En dehors des membres fondateurs, il y a son compatriote Alioune Diop qui aura beaucoup contribué au rayonnement de la Négritude pour avoir créé la maison d’édition Pré­sence africaine. Cette maison a beaucoup publié les Africains. A  ses  côtés, un autre Sénégalais qui n’a pas vu le jour au Sénégal : David Diop. Né en France, il périt dans un accident d’avion au large de Dakar le 14 août 1960, alors qu’il tentait de rejoindre la patrie.
Pour la petite histoire, le professeur Sankharé confie que c’est le même vol que devaient prendre l’ancien Président, Abdou Diouf et son ami et ancien Premier ministre à deux reprises, Habib Thiam, pour rentrer de la France. Le coup de chance a fait qu’ils avaient désisté finalement. Le professeur Sankharé révèle que David Diop, professeur de Lettres classiques a été un élève de Senghor. N’em­pêche, «il le critiquait beaucoup, parce qu’il lui reprochait de trop aimer la France». Malgré tout, Senghor l’estimait tellement qu’il a inséré deux de ses poèmes dans l’Anthologie de la nouvelle poésie nègre et malgache de langue française, ajoute Sankharé.

Saint-John Perse, la fascination
Au milieu de ces Noirs émergent deux Blancs, Léo Frobenius et  Saint-John Perse. Le premier est un ethnologue allemand. Il réfutait les théories racistes sur la race noire. Il est l’auteur de Histoire de la civilisation  afri­caine publié en 1936, un livre que Césaire a lu en premier et qu’il a prêté ensuite à Senghor, d’après l’agrégé en grammaire, le Pr Oumar Sankharé. Ils avaient en quelque sorte le même combat, même si par ailleurs, Fro­benius est plus âgé que les «amis» de la Négritude. «Senghor a dû apprendre l’allemand, qu’il parlait bien finalement, juste pour lire les écrits de Frobenius», renchérit notre interlocuteur.
Il en est de même de Saint-John Perse. Son vrai nom est Alexis Leger. Il est un écrivain français doublé d’un diplomate.
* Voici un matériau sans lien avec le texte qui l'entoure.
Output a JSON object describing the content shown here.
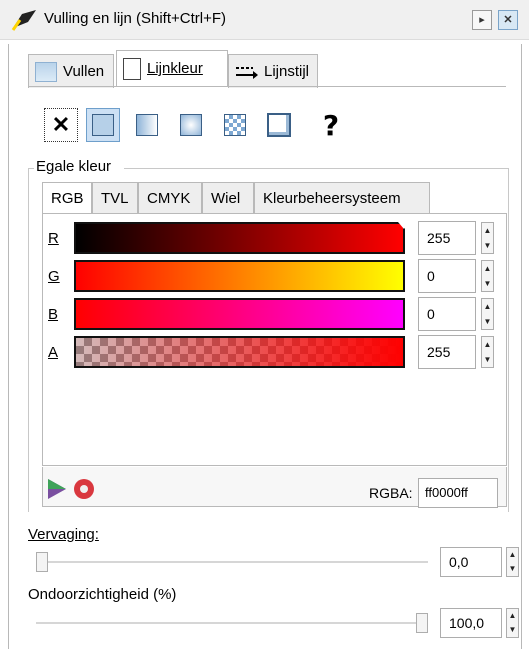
{
  "window": {
    "title": "Vulling en lijn (Shift+Ctrl+F)"
  },
  "tabs": [
    "Vullen",
    "Lijnkleur",
    "Lijnstijl"
  ],
  "fill_modes": {
    "help_label": "?"
  },
  "group_label": "Egale kleur",
  "color_tabs": [
    "RGB",
    "TVL",
    "CMYK",
    "Wiel",
    "Kleurbeheersysteem"
  ],
  "channels": [
    {
      "label": "R",
      "value": "255",
      "gradient_from": "#000000",
      "gradient_to": "#ff0000"
    },
    {
      "label": "G",
      "value": "0",
      "gradient_from": "#ff0000",
      "gradient_to": "#ffff00"
    },
    {
      "label": "B",
      "value": "0",
      "gradient_from": "#ff0000",
      "gradient_to": "#ff00ff"
    },
    {
      "label": "A",
      "value": "255",
      "gradient_from": "#ff0000",
      "gradient_to": "#ff0000"
    }
  ],
  "rgba": {
    "label": "RGBA:",
    "value": "ff0000ff"
  },
  "blur": {
    "label": "Vervaging:",
    "value": "0,0",
    "level_percent": 0
  },
  "opacity": {
    "label": "Ondoorzichtigheid (%)",
    "value": "100,0",
    "level_percent": 100
  },
  "colors": {
    "accent": "#cce0f4",
    "current_color": "#ff0000"
  }
}
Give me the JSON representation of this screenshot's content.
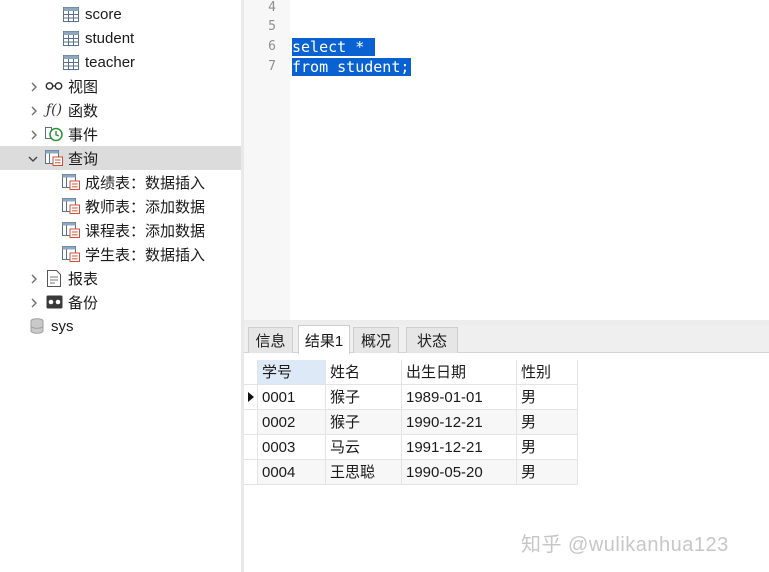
{
  "sidebar": {
    "tables": [
      {
        "label": "score",
        "icon": "table-icon"
      },
      {
        "label": "student",
        "icon": "table-icon"
      },
      {
        "label": "teacher",
        "icon": "table-icon"
      }
    ],
    "groups": [
      {
        "label": "视图",
        "icon": "view-glasses-icon",
        "expanded": false
      },
      {
        "label": "函数",
        "icon": "function-icon",
        "expanded": false
      },
      {
        "label": "事件",
        "icon": "event-clock-icon",
        "expanded": false
      },
      {
        "label": "查询",
        "icon": "query-icon",
        "expanded": true,
        "selected": true
      }
    ],
    "queries": [
      {
        "label": "成绩表：数据插入",
        "icon": "query-item-icon"
      },
      {
        "label": "教师表：添加数据",
        "icon": "query-item-icon"
      },
      {
        "label": "课程表：添加数据",
        "icon": "query-item-icon"
      },
      {
        "label": "学生表：数据插入",
        "icon": "query-item-icon"
      }
    ],
    "more_groups": [
      {
        "label": "报表",
        "icon": "report-icon",
        "expanded": false
      },
      {
        "label": "备份",
        "icon": "backup-icon",
        "expanded": false
      }
    ],
    "database": {
      "label": "sys",
      "icon": "database-icon"
    }
  },
  "editor": {
    "lines": [
      {
        "no": "4",
        "code": ""
      },
      {
        "no": "5",
        "code": ""
      },
      {
        "no": "6",
        "code": "select * "
      },
      {
        "no": "7",
        "code": "from student;"
      }
    ],
    "selection_color": "#0a62d2"
  },
  "results": {
    "tabs": [
      {
        "label": "信息",
        "active": false
      },
      {
        "label": "结果1",
        "active": true
      },
      {
        "label": "概况",
        "active": false
      },
      {
        "label": "状态",
        "active": false
      }
    ],
    "columns": [
      "学号",
      "姓名",
      "出生日期",
      "性别"
    ],
    "rows": [
      [
        "0001",
        "猴子",
        "1989-01-01",
        "男"
      ],
      [
        "0002",
        "猴子",
        "1990-12-21",
        "男"
      ],
      [
        "0003",
        "马云",
        "1991-12-21",
        "男"
      ],
      [
        "0004",
        "王思聪",
        "1990-05-20",
        "男"
      ]
    ],
    "current_row": 0
  },
  "watermark": "知乎 @wulikanhua123"
}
L’homme a profondément influencé Senghor, reconnaît le disciple de ce dernier qui ajoute que Senghor en personne a dit que c’est le poète qu’il a le plus lu. Pas surprenant, puisque nombre de critiques voient des similitudes dans les deux écritures. Certains disent même qu’il a repris des versets entiers de Saint-John Perse. Ce qui a amené quelques uns parmi eux à crier au plagiat. Au-delà de l’écriture, les thèses. Comme Léo Frobénius, Saint-John Perse a été lui aussi un Blanc qui défendait l’existence d’une civilisation noire à une époque où la théorie dominante était la Tabula rasa. Il exerce donc à l’égard de Sen­ghor, une double fascination esthétique et éthique.
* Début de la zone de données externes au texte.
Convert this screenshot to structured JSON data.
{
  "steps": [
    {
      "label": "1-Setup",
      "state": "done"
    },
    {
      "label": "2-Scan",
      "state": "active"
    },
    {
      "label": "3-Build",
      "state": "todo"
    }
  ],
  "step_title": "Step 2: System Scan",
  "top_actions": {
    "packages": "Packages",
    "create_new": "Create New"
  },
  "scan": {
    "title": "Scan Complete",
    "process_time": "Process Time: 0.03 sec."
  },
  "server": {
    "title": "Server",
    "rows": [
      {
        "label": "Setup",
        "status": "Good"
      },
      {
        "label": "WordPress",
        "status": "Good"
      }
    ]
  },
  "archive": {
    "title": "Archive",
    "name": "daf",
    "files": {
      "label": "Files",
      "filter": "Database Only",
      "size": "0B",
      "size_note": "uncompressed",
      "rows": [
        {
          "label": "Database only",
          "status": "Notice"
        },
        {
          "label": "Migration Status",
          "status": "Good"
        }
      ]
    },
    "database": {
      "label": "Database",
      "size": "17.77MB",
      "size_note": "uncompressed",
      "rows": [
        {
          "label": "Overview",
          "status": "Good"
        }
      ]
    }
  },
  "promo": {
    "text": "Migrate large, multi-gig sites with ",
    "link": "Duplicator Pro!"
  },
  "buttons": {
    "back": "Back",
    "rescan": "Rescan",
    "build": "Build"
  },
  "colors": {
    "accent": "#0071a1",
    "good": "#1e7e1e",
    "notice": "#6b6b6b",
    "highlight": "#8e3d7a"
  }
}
Sur la base des relations qui existent entre le premier agrégé de l’Afri­que et ces écrivains ci-devant cités, il est désormais question de savoir si Senghor, en tant que président de la République, a abusé de ses pouvoirs pour choisir au Sénégal, non pas des noms liés à l’histoire du pays, mais à ses sentiments et accointances personnelles. Autrement dit, le premier Président du Sénégal indépendant a-t-il fait dans le copinage en choisissant ses amis ? Dans un de ses articles, le professeur d’histoire Ndiou­ga Adrien Benga écrit que «Senghor s’est attaché, au cours de sa gestion de l’Etat, à utiliser l’espace public non pas comme un lieu discursif de la délibération, mais pour façonner l’opinion à sa politique de la Négri­tude et du socialisme africain.»
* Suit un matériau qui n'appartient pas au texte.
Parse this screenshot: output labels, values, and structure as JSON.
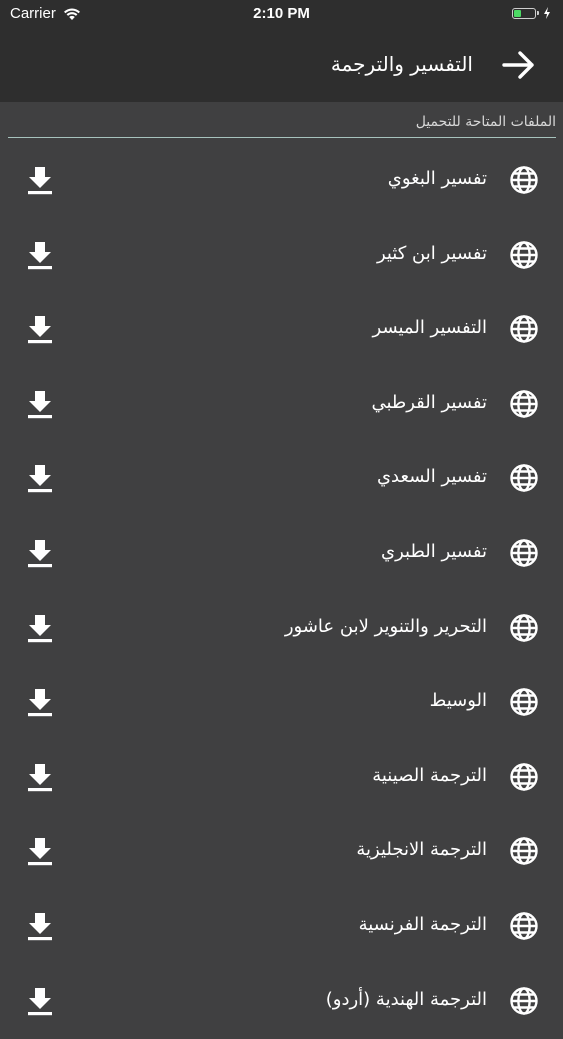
{
  "status_bar": {
    "carrier": "Carrier",
    "time": "2:10 PM",
    "battery_level": 0.35,
    "battery_color": "#4cd964"
  },
  "nav": {
    "title": "التفسير والترجمة",
    "back_icon": "arrow-right-icon"
  },
  "section": {
    "header": "الملفات المتاحة للتحميل"
  },
  "items": [
    {
      "label": "تفسير البغوي"
    },
    {
      "label": "تفسير ابن كثير"
    },
    {
      "label": "التفسير الميسر"
    },
    {
      "label": "تفسير القرطبي"
    },
    {
      "label": "تفسير السعدي"
    },
    {
      "label": "تفسير الطبري"
    },
    {
      "label": "التحرير والتنوير لابن عاشور"
    },
    {
      "label": "الوسيط"
    },
    {
      "label": "الترجمة الصينية"
    },
    {
      "label": "الترجمة الانجليزية"
    },
    {
      "label": "الترجمة الفرنسية"
    },
    {
      "label": "الترجمة الهندية (أردو)"
    }
  ],
  "colors": {
    "background": "#404041",
    "bar": "#2e2e2e",
    "divider": "#a7c3bd"
  }
}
Connu pour être un adepte de Senghor des cheveux aux orteils, le Pr Oumar Sankharé tente de défen­dre son maître. «Le choix des noms obéit à des critères. Il faut que la personne soit un modèle pour son pays et la jeunesse, surtout sur le plan civique et intellectuel», tempère-t-il.  Des critères que remplissaient pourtant parfaitement des gens comme Me Ab­doulaye Wade, à l’époque op­posant de Senghor et futur président de la République. Pourquoi n’a-t-il pas été choisi alors, lui le fils du terroir ? Le professeur répond que, com­me ces intellectuels étaient des étrangers, on a voulu leur donner la primauté. D’autres comme Amadou Hampaté Ba n’avaient aucune chance, parce que Senghor ne les considéraient pas pour n’avoir pas fait de hautes études.

Senghor : «On ne m’a pas consulté, mais…»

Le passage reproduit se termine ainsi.